Customer Support Command Center
AdvisoryAudited by Static analysis on Apr 30, 2026.
Overview
No suspicious patterns detected.
Findings (0)
Artifact-based informational review of SKILL.md, metadata, install specs, static scan signals, and capability signals. ClawScan does not execute the skill or run runtime probes.
If connected to helpdesk or messaging tools, the agent could send incorrect replies, route tickets incorrectly, or trigger workflows before a human reviews them.
This shows the skill is intended to support automated routing and customer replies. That is aligned with support operations, but the artifacts do not clearly require human review before customer-facing messages or workflow triggers.
**Automation rules** — auto-routing, canned responses, confidence-gated auto-replies
Use this skill in draft/recommendation mode by default, and require explicit approval before sending customer messages, notifying teams, changing tickets, or triggering escalation/retention workflows.

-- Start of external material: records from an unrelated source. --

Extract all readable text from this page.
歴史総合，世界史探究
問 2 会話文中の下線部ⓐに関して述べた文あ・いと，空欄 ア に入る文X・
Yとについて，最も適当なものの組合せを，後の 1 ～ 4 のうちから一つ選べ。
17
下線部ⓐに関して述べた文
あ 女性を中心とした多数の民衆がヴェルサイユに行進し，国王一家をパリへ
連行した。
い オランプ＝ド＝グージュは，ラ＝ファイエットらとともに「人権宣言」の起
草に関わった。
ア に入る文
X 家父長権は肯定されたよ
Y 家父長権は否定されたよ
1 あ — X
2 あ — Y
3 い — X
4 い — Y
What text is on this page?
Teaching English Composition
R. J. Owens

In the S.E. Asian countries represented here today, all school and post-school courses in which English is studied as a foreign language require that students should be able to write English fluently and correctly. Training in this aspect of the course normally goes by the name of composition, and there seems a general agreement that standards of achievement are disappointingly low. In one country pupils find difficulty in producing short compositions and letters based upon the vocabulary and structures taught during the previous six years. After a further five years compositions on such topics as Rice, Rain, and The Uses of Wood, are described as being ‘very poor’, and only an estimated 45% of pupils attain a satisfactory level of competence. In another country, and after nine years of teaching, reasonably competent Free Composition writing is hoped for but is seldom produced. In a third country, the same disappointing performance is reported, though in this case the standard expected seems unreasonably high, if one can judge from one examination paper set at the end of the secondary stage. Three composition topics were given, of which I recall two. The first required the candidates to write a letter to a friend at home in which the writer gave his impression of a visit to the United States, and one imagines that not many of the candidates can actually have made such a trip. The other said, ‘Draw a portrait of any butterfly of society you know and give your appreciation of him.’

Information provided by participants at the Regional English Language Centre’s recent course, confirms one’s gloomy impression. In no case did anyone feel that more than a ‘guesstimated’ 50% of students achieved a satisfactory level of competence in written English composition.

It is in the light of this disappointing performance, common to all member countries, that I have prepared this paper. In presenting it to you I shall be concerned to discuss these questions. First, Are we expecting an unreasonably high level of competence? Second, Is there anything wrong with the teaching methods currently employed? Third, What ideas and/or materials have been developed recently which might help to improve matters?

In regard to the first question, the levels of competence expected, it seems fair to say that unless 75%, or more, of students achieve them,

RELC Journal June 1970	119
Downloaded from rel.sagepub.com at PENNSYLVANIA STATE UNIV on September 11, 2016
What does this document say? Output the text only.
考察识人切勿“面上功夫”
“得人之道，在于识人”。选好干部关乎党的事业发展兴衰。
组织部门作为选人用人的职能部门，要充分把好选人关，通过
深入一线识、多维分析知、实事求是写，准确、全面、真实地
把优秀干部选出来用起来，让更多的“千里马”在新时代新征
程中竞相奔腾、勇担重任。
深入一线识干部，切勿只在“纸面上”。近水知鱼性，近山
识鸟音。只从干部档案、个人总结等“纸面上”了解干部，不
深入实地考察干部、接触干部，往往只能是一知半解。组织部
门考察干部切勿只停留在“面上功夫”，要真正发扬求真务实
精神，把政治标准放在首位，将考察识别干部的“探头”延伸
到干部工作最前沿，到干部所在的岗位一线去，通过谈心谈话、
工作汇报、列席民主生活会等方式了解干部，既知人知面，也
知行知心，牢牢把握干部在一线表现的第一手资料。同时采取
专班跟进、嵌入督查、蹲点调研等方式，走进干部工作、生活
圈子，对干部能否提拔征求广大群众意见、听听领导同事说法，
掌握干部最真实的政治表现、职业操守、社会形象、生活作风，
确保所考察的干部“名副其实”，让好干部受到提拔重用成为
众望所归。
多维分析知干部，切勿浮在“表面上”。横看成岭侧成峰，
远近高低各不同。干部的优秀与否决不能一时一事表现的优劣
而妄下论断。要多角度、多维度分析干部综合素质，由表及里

If the agent has access to billing or account-management tools, it could make financially meaningful changes or disclose account details without enough guardrails.
The billing template assumes access to account and billing data and contemplates refunds, credits, and billing-setting changes, but the metadata declares no credentials, scopes, or approval boundaries.
I've looked into your account ... [Resolution: refund processed / credit applied / explanation of charge] ... updated billing settings
Grant only narrowly scoped support permissions, separate read-only account lookup from billing mutation rights, and require human confirmation for refunds, credits, plan changes, or compensation.
Customer personal and business information may be included in prompts, summaries, reports, or future support context.
The triage checklist asks the agent to collect customer identifiers, commercial value, ticket history, and sentiment context. This is expected for support operations, but it is sensitive customer data.
customer: name, email, plan, tenure_months, ltv, previous_tickets, sentiment_history
Limit collection to necessary fields, avoid storing sensitive details in long-term memory unless approved, and ensure retention and access controls match your privacy obligations.